In that last week or two leading up to her resignation, what were those conversations about? Were you advocating for her resignation?
Yes, yes. It was a question of when, not if, and how. You know, I was working very well with Steve, he was being very cooperative from the perspective of talking to the city’s lawyer and so forth.
Did he convey to you or did you have any concerns about her capacity to make the decision?
It was very concerning. I never talked to her. Well, I talked to her once, that week, a very brief telephone conversation.
About the resignation.
So you felt confident that she understood what she was doing by the time it came?

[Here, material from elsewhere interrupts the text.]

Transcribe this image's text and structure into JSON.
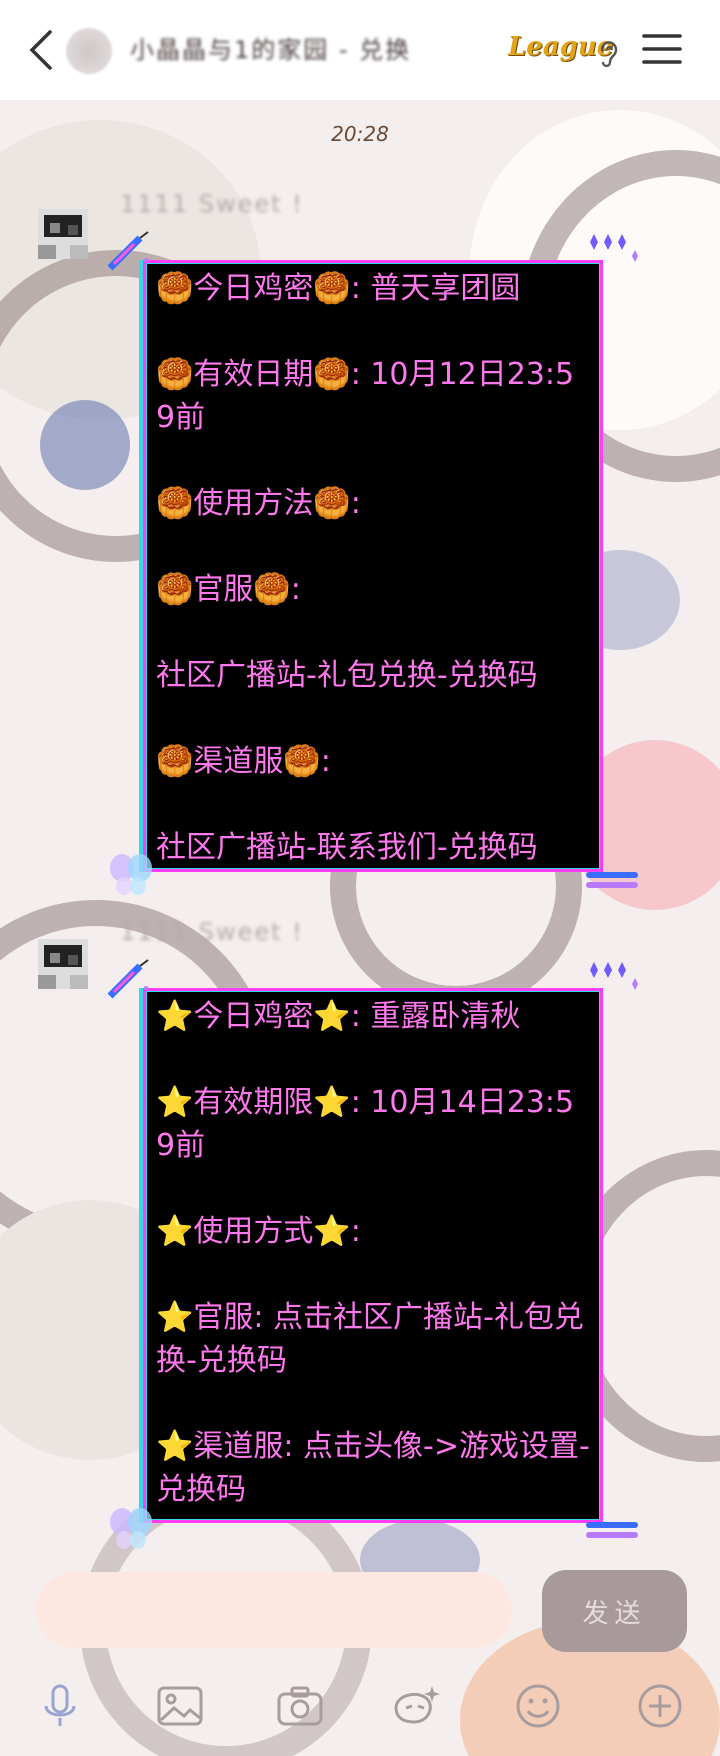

Personally, for you, how did you feel during that period?
It was very sad, very sad. Incredulous. Sad. Angry.
Angry at whom?
Angry at her. Sad for her. Sad for the city. Angry at her enablers. Angry, sad, deeply, deeply sorrowful for the city, you know? Here we go again.
And that was when you first began to wonder how much longer you would stay?
Oh yeah, yeah. I would go home, my wife looks at me like, “OK.”
So it keeps coming at you in waves that this was not the job you took anymore?
Right, right. Yeah. It clearly was not. Well, in a way it was. I was still the city’s lawyer, but, you know, Jack Young didn’t pick me and I didn’t pick Jack Young. That’s the way I put it to people, you know.
How did you two work together?
Reasonably well, but he didn’t pick me and I didn’t pick him.
When did he find out you were stepping down?
A couple days before we made the public announcement.
Any preliminary discussions? Did he indicate that he wanted you to step down?
Look, he would tell you he did his best to keep me on and so did Dana and so did Lester (Davis) and so did everybody in City Hall — I don’t know about everybody, but it was very much, “Please, don’t leave.” And I thought about it.